Judith, Lady Montefiore (née Barent Cohen; 20 February 1784 – 24 September 1862) was a British linguist, musician, travel writer, and philanthropist. She was the wife of Sir Moses Montefiore. She wrote the first Jewish cook book written in English.

==Early years==
Judith Barent Cohen, fourth daughter of Levy Barent Cohen and his wife, Lydia Diamantschleifer, was born in London on 20 February 1784. The father, of Angel Court, Throgmorton Street, was a wealthy Ashkenazi Jew.

==Career==
She married Sir Moses Montefiore on 10 June 1812. Marriages between Sephardim and Ashkenazim were not approved by the Portuguese Synagogue; but Moses believed that this caste prejudice was hurtful to the best interests of Judaism, and was desirous of abolishing it. There is little doubt that that marriage did more than anything else to pave the way for the present union of English Jews. They were married on 10 June 1812, and took a house in New Court, St. Swithin's Lane, next door to one Nathan Maier Rothschild, living there for 13 years. This was likely Nathan Mayer Rothschild, founder of the Rothschild banking family of England, whom one of her sisters, Hannah (1783–1850), had married in 1806.

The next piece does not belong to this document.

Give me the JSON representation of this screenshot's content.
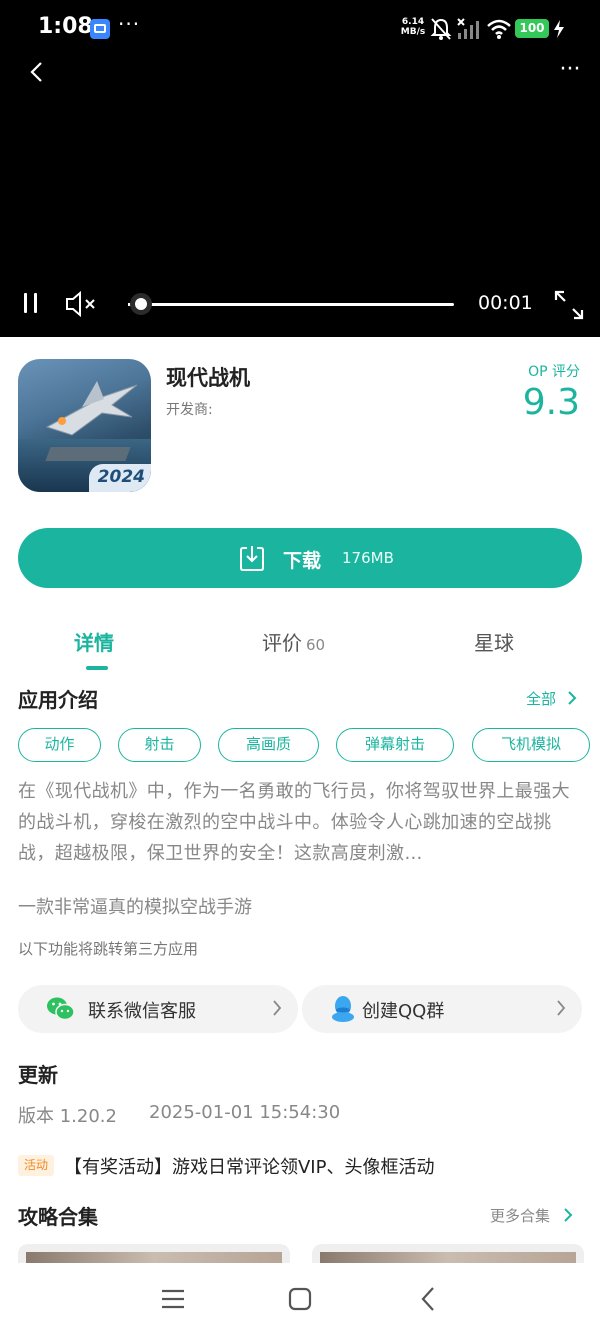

A keen traveller, she noted the distress and suffering around her, more particularly in the "Jewish Quarters" of the towns through which she passed, and was ever ready with some plan of alleviation. Her privately printed journals, threw light upon her character, and showed her to be cultured, imbued with a strong religious spirit, true to the teachings and observances of the Jewish faith, yet exhibiting the widest acceptance of those espousing other beliefs. She was quick to resent any indignity or insult that might be offered to her religion or her people.

She wrote the first English language Jewish cookbook, The Jewish Manual, published in 1846.

==Later years, death and legacy==
For some years her health had been so bad that they had spent much of their time in Europe in the hope of improving it, but she had at last become too weak to undertake the journeys, and her last years of her life were spent alternately in London and Ramsgate. Only a few months prior to her decease, the couple had celebrated their golden wedding anniversary, and this period was marked by what seemed a partial restoration of her health.

On 24 September 1862, after exchanging blessings with her husband, she died.

After her death, Sir Moses founded in her memory the Judith Lady Montefiore College at Ramsgate.